PageRank algorithm

Andrew Thangaraj

Aug-Nov 2020

Recap

  • Vector space \(V\) over a scalar field \(F\)
    • \(F\): real field \(\mathbb{R}\) or complex field \(\mathbb{C}\) in this course
  • \(m\times n\) matrix A represents a linear map \(T:F^n\to F^m\)
    • dim null \(T\) + dim range \(T\) = dim \(V\)
  • Linear equation: \(Ax=b\)
    • Solution (if it exists): \(u+\) null\((A)\)
  • Four fundamental subspaces of a matrix
    • Column space, row space, null space, left null space
  • Eigenvalue \(\lambda\) and Eigenvector \(v\): \(Tv=\lambda v\)
    • Distinct eigenvalues have independent eigenvectors
    • Basis of eigenvectors results in a diagonal matrix for \(T\)
    • Every linear map has an upper triangular matrix representation

PageRank algorithm

  • Origin of Google

    • Before Google, world wide web pages had extensive directory sites

    • Search mostly used to struggle to give relevant results first

  • Larry Page and Sergey Brin

    • Developed PageRank as an algorithm to rank web pages based on their importance

    • Importance was determined by the links connecting the pages

    • Algorithm rooted in linear algebra, eigenvalues and eigenvectors

Webgraph

Construction

  • Each web page is a node

  • Edge from Node \(i\) to Node \(j\) if

    • web page of Node \(i\) has a link to web page of Node \(j\)
  • Entire www is a “huge” graph

Degrees

  • Out-degree of a node: number of outgoing links

  • In-degree of a node: number of nodes that backlink

  • High in-degree: could indicate “importance” or popularity

Importance of nodes

  • \(x_i\): real number that denotes importance of Node \(i\)

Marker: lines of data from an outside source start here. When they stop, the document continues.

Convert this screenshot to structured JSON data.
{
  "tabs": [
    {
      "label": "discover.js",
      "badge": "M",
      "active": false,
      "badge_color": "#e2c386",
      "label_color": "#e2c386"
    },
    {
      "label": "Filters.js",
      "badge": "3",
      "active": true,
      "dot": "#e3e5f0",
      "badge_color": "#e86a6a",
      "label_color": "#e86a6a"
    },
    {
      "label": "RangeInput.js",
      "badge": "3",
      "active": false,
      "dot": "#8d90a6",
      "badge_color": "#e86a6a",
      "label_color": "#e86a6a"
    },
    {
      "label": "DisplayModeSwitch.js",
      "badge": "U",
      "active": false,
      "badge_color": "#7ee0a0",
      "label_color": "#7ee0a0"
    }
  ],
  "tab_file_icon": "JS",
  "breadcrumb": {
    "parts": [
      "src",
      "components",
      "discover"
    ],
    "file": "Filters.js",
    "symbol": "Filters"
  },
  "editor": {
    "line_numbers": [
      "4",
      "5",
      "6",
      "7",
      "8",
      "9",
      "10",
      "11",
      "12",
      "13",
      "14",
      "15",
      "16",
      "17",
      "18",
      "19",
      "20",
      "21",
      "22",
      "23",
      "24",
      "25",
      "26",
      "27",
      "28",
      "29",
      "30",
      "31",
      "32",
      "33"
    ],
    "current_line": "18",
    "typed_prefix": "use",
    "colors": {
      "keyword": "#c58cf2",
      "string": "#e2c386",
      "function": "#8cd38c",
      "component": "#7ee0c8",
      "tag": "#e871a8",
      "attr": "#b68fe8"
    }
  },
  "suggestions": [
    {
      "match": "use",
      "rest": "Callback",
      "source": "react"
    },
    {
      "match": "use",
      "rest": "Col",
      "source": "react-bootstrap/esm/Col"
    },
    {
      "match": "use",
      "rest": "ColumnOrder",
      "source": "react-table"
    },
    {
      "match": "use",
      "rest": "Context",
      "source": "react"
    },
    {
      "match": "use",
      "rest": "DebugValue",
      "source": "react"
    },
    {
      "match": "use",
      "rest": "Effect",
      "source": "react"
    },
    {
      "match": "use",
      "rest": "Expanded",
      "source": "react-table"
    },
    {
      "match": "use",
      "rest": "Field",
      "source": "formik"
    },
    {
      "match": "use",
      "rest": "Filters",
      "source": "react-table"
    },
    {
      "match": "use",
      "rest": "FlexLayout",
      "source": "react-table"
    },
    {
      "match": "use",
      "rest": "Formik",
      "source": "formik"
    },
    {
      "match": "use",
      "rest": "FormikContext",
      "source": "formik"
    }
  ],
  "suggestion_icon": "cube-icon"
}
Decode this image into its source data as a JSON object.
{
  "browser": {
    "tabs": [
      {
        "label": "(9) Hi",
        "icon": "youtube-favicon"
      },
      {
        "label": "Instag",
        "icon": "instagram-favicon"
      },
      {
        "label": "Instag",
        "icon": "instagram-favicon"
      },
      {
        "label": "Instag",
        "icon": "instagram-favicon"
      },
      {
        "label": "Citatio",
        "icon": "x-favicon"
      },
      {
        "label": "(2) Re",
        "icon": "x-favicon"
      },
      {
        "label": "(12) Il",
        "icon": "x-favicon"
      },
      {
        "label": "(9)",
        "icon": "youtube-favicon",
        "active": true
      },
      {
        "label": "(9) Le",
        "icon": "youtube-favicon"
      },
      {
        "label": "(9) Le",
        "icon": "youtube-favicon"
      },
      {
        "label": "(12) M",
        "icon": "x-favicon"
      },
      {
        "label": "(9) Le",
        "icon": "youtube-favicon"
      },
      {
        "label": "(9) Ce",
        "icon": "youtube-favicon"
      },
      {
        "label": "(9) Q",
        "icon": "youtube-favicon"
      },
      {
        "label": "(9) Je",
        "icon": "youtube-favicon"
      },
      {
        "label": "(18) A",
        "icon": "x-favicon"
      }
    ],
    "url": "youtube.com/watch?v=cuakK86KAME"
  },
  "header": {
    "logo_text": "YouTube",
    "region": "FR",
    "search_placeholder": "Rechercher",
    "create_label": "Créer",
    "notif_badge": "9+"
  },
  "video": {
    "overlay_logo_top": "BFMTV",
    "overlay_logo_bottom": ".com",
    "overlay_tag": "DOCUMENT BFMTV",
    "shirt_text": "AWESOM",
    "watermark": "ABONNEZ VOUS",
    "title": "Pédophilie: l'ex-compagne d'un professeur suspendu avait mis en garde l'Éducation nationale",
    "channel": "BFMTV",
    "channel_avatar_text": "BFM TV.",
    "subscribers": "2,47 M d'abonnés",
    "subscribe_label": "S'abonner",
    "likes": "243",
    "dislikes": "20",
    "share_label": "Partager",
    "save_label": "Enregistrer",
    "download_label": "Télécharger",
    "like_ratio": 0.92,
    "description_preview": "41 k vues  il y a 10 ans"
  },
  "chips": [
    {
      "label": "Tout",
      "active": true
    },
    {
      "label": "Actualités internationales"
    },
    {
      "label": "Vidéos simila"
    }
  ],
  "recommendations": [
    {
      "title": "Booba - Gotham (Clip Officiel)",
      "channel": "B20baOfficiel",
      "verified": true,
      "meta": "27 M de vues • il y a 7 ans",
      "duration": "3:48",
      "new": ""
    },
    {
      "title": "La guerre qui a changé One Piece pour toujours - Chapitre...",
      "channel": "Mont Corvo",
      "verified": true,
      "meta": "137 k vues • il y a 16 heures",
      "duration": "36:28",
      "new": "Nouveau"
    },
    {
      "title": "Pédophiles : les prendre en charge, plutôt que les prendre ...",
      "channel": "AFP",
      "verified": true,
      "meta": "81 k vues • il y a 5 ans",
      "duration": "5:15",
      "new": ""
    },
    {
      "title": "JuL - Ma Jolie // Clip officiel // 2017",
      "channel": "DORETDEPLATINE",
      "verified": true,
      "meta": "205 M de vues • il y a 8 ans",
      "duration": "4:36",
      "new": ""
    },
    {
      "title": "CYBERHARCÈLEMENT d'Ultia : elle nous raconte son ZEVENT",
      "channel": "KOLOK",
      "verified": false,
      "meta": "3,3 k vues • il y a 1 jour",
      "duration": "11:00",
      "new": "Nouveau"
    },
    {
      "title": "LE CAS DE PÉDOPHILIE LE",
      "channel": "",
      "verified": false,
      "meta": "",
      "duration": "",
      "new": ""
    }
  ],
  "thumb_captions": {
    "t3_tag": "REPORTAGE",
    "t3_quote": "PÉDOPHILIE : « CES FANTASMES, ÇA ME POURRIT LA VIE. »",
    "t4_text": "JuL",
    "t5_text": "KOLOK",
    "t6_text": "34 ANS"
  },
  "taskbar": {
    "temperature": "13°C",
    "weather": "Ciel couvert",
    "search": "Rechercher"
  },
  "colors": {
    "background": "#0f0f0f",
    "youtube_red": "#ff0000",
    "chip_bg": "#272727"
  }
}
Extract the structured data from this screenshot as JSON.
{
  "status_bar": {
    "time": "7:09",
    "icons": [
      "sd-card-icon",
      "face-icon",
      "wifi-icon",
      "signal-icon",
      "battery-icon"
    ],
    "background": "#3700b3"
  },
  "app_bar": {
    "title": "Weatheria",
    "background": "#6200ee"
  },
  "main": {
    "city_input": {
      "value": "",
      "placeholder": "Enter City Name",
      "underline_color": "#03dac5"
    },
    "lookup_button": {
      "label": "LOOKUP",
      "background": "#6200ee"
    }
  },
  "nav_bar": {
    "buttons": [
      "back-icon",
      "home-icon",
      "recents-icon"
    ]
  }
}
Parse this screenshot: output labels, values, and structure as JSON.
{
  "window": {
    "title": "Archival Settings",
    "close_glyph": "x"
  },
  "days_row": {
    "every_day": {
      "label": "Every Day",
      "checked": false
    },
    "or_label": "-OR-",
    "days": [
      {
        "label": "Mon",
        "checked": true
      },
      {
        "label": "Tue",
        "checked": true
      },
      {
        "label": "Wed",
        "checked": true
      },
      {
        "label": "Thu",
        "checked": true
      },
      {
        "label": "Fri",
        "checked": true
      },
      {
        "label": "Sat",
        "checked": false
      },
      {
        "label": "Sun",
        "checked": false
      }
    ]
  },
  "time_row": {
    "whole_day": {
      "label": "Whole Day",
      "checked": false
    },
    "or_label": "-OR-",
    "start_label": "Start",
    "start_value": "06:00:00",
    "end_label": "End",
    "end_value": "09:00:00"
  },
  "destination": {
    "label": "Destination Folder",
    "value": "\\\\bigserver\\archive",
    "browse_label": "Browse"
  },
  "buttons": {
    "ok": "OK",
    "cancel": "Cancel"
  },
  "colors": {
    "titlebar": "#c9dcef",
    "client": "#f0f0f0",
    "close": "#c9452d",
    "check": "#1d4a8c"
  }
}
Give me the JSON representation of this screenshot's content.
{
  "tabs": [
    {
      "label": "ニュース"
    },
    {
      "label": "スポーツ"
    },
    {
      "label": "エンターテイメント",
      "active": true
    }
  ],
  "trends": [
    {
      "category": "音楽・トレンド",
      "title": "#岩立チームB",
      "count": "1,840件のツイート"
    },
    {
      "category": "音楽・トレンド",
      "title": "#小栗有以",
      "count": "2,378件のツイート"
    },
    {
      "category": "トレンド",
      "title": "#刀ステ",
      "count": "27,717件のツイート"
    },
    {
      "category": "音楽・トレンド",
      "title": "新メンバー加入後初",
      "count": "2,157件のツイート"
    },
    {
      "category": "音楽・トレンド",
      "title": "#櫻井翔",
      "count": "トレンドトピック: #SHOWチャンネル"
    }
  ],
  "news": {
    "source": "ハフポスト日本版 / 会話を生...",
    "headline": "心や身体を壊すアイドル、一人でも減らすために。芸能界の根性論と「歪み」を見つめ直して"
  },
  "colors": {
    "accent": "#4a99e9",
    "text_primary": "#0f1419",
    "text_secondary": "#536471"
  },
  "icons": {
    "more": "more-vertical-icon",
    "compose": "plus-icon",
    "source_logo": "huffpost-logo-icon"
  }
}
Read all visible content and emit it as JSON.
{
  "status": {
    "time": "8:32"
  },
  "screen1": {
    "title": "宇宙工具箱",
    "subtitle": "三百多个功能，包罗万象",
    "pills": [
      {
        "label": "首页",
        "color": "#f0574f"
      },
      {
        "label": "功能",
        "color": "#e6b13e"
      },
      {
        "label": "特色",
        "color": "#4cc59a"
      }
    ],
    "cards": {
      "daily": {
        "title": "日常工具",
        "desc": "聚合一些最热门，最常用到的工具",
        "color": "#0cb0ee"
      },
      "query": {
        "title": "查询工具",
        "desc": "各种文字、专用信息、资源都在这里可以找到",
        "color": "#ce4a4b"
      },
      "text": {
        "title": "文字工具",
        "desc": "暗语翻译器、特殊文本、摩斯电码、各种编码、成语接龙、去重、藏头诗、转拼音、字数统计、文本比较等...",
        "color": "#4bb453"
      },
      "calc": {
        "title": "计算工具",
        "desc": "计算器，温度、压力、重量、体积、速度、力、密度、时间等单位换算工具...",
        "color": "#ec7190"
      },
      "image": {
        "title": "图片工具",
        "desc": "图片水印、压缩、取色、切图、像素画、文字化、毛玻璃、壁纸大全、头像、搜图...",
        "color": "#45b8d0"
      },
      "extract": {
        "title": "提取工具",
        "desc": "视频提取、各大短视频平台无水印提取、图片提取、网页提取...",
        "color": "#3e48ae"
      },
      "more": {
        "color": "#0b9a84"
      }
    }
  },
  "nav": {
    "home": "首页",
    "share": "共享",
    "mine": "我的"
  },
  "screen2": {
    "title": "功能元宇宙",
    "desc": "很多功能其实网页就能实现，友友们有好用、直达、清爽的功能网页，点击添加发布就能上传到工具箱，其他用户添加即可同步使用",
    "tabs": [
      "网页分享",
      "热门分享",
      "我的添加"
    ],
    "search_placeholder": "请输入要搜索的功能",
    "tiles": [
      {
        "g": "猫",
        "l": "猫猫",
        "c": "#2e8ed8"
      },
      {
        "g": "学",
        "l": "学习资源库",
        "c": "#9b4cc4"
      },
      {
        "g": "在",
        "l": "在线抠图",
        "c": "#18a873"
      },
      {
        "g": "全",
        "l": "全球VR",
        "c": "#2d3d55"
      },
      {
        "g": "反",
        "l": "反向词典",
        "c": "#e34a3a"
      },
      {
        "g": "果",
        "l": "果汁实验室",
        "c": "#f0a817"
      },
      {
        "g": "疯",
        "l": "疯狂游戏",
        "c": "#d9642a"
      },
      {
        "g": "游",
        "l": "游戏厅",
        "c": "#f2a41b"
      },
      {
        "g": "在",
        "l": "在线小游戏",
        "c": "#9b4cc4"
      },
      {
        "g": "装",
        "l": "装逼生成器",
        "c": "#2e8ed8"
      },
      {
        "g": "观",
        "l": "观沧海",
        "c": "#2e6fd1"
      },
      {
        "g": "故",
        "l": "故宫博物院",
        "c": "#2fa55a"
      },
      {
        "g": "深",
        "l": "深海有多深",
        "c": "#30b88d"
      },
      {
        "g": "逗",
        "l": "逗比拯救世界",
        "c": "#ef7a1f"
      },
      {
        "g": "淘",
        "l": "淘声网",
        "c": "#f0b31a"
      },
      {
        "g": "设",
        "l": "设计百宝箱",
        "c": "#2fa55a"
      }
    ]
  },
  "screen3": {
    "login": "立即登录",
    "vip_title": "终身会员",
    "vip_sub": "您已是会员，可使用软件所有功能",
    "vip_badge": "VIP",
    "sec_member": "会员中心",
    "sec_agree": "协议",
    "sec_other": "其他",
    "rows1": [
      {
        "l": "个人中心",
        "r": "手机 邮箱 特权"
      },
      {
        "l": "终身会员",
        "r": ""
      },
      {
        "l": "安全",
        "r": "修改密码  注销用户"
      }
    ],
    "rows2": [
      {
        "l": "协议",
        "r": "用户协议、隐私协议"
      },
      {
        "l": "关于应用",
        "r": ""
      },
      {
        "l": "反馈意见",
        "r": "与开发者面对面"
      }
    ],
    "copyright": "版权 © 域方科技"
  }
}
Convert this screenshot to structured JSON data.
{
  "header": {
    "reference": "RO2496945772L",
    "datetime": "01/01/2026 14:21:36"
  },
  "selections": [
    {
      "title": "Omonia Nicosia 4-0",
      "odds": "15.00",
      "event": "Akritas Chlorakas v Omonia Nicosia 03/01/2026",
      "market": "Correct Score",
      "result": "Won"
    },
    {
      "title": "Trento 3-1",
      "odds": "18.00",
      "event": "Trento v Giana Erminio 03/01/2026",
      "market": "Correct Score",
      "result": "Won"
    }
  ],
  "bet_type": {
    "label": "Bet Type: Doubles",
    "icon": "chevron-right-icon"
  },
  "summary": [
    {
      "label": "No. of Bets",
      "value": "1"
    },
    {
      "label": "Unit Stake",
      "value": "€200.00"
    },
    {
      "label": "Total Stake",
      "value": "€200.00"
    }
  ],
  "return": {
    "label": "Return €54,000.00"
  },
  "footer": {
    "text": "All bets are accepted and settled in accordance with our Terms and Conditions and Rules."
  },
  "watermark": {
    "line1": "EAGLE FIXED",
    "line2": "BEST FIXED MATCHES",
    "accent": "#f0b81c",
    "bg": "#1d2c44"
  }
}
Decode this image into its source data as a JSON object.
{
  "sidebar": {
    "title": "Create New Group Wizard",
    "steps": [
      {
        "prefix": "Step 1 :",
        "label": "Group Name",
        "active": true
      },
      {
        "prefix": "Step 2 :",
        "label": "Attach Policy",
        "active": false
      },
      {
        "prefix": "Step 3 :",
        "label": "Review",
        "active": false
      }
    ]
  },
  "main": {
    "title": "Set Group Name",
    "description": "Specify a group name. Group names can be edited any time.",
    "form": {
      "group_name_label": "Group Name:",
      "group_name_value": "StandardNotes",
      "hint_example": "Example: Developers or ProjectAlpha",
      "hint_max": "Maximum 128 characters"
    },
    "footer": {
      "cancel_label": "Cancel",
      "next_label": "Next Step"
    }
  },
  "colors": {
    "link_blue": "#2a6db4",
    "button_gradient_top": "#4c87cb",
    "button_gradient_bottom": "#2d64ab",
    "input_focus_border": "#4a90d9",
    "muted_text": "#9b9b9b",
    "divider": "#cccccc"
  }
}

  • \(n_i\): out-degree of Node \(i\)

  • \(L_i\): set of nodes that link to Node \(i\)

Condition enforced on importance

\[x_i=\sum_{j\in L_i}\dfrac{x_j}{n_j}\]

Importance, eigenvalues and eigenvectors

\(A=\begin{bmatrix} 0&0&0&1/3&0\\ 1&0&0&1/3&0\\ 0&1/2&0&0&0\\ 0&1/2&1/2&0&1\\ 0&0&1/2&1/3&0 \end{bmatrix}\)

\(x=(x_1,x_2,x_3,x_4,x_5)\)

Condition on importance

\(x = Ax\)

Importance vector \(x\) is an eigenvector of \(A\) with eigenvalue 1

Existence of importance vector

\(A\): \((i,j)\)-th entry is \(\dfrac{1}{n_j}\)

  • Node \(j\) links to Node \(i\)

  • \(n_j\): out-degree of Node \(j\)

columns of \(A\) add to 1

or, rows of \(A^T\) add to 1

\(v=(1,1,\ldots,1)\) (all-1 vector) is an eigenvector of \(A^T\) with eigenvalue 1

\(\lambda=1\) is an eigenvalue of \(A\)

Importance vector: eigenvector of \(A\) corresponding to eigenvalue 1

Example

\(A=\begin{bmatrix} 0&0&0&1/3&0\\ 1&0&0&1/3&0\\ 0&1/2&0&0&0\\ 0&1/2&1/2&0&1\\ 0&0&1/2&1/3&0 \end{bmatrix}\)

\(x=(2,4,2,6,3)\)

Highest importance: Node 3

Real webgraphs

Dataset from Laboratory for Web Algorithmics

  • Sample webgraph: European union domains in 2015

    • Nodes: 1,070,557,254

    • Edges: 91,792,261,600

    • average degree: 85.743

    • maximum in-degree: 20,252,239

    • maximum out-degree: 35,340

Importance vector: needs to be efficiently computed